In a speech this morning in Washington before the Independent Community Bankers of America, Treasury Secretary Tim Geithner announced the government would use government bailout money the bigger banks already paid back to help struggling smaller community banks.
The spotlight recently has been on the nation's 19 biggest banks that were subjected to the government's stress tests, but today's announcement signaled that the Treasury Department has not forgotten about the smaller banks.
"Using proceeds of those repayments, we plan to reopen the application window for banks under the Capital Purchase Program with total assets under $500 million and raise from 3 percent of risk rate of assets to 5 percent the amount which qualified institutions can apply for," Geithner said, prompting the hotel ballroom to erupt in applause.

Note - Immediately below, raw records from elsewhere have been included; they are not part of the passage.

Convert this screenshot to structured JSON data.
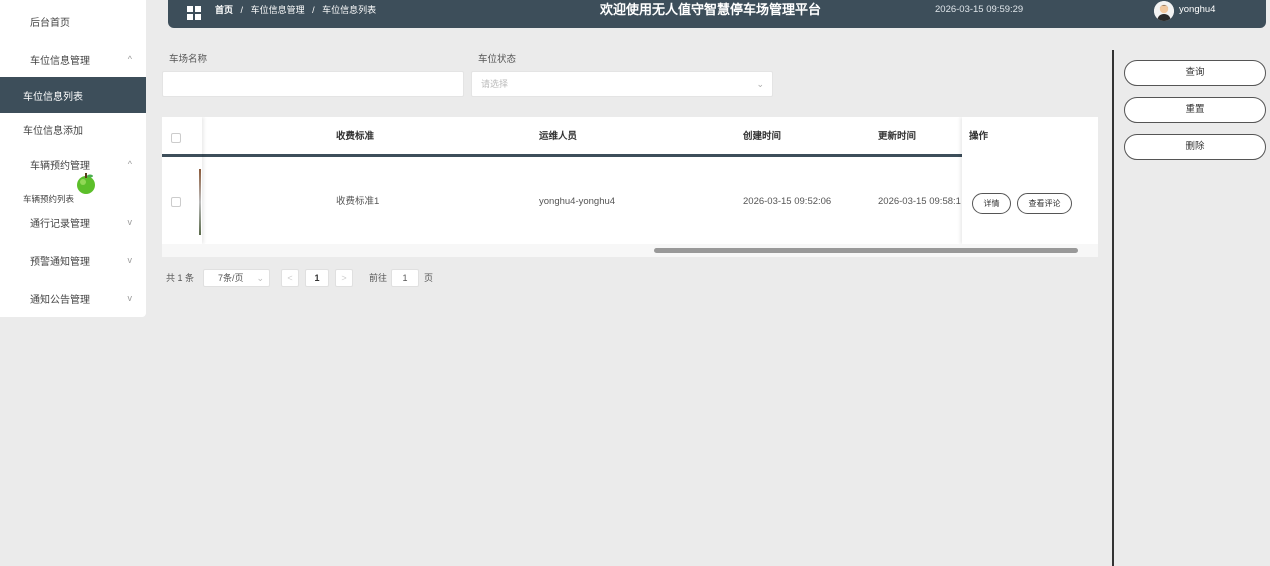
{
  "sidebar": {
    "items": [
      {
        "label": "后台首页",
        "arrow": ""
      },
      {
        "label": "车位信息管理",
        "arrow": "^"
      },
      {
        "label": "车位信息列表",
        "arrow": ""
      },
      {
        "label": "车位信息添加",
        "arrow": ""
      },
      {
        "label": "车辆预约管理",
        "arrow": "^"
      },
      {
        "label": "车辆预约列表",
        "arrow": ""
      },
      {
        "label": "通行记录管理",
        "arrow": "v"
      },
      {
        "label": "预警通知管理",
        "arrow": "v"
      },
      {
        "label": "通知公告管理",
        "arrow": "v"
      }
    ],
    "active_item": "车位信息列表"
  },
  "header": {
    "breadcrumb": [
      "首页",
      "车位信息管理",
      "车位信息列表"
    ],
    "separator": "/",
    "title": "欢迎使用无人值守智慧停车场管理平台",
    "datetime": "2026-03-15 09:59:29",
    "username": "yonghu4"
  },
  "filters": {
    "parking_name_label": "车场名称",
    "parking_name_value": "",
    "status_label": "车位状态",
    "status_placeholder": "请选择"
  },
  "table": {
    "headers": {
      "fee_standard": "收费标准",
      "operator": "运维人员",
      "created": "创建时间",
      "updated": "更新时间",
      "actions": "操作"
    },
    "rows": [
      {
        "fee_standard": "收费标准1",
        "operator": "yonghu4-yonghu4",
        "created": "2026-03-15 09:52:06",
        "updated": "2026-03-15 09:58:1",
        "detail_btn": "详情",
        "review_btn": "查看评论"
      }
    ]
  },
  "pagination": {
    "total": "共 1 条",
    "page_size": "7条/页",
    "prev": "<",
    "current": "1",
    "next": ">",
    "goto_label": "前往",
    "goto_value": "1",
    "page_unit": "页"
  },
  "actions": {
    "search": "查询",
    "reset": "重置",
    "delete": "删除"
  },
  "colors": {
    "primary": "#3d4e5a",
    "background": "#ebebeb"
  }
}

"In addition, we're going to … reopen the time period in which the small banks can form a holding company for the purposes of this capital program," he said. "Both the window … to establish a holding company and the window to apply or reapply for capital will be open for an additional six months."
Hundreds of small banks have already received cash infusions as part of the government's $700 billion Troubled Asset Relief Program, launched last fall as the country suffered under the weight of the economic crash.
Geithner has said that about $110 billion remains in the program and has estimated that Treasury will receive an additional $25 billion this year as banks repay the government.
A dozen small banks have already repaid the federal funds they received, and some big banks have announced plans to follow suit, with JP Morgan Chase CEO Jamie Dimon recently calling participation in the program "a scarlet letter."
Despite the warm welcome Geithner's announcement received from the assembled bankers, some Capitol Hill lawmakers are none too happy with the plan to send repaid taxpayer money back out to the smaller banks.
Rep. Brad Sherman, D-Calif., blasted Geithner on the House floor today, citing part of the original TARP bill -- section 106D -- that he said meant that these plans were "illegal."
"It is being widely accepted in the press and on Wall Street and in Washington that whatever the secretary gets back from the banks will instead be part of some revolving fund from which the secretary of the Treasury may make additional bailouts in addition to the first $700 billion of expenditures," Sherman said. "Well, the statute is very clear to the contrary -- whatever is returned to the Treasury goes into the general fund."
Sherman said the administration's decision to reuse this money meant its approach was essentially, "It's not illegal if Wall Street wants it."
Geithner also expressed an optimistic outlook for the nation's financial recovery, touting the progress made because of the administration's recent efforts.
"On the strength of these efforts, the financial system is starting to heal," he said. "Concern about systemic risk is substantially reduced. And overall lending conditions have begun to improve."
Later Geithner added, "This recession is now about six quarters old, and we have seen very substantial, very dramatic adjustments in our financial system already. Leverage has declined. The more vulnerable parts of the nonbank financial system no longer exist. Banks are funding themselves more conservatively. And these are necessary changes. One of the great strengths of our financial system, of our economy as a whole, is these adjustments, when they have to come, come with great speed and force."
Geithner predicted the administration will take further action on financial regulatory reform in the coming weeks.
"We want to move while the memory of the damage of the crisis is still acute," he noted. "And it's going to be a difficult, complicated task, but I think we have the best chance in a generation to fix this system."
He also voiced support for a measure that would increase the limit on the FDIC's borrowing from Treasury from $30 billion to $100 billion.
Following a very brief question-and-answer session, the bankers presented Geithner with a Ben Bernanke stress test doll, referencing the Federal Reserve chairman.
"Anytime you feel stressed, give Ben a squeeze," they told Geithner.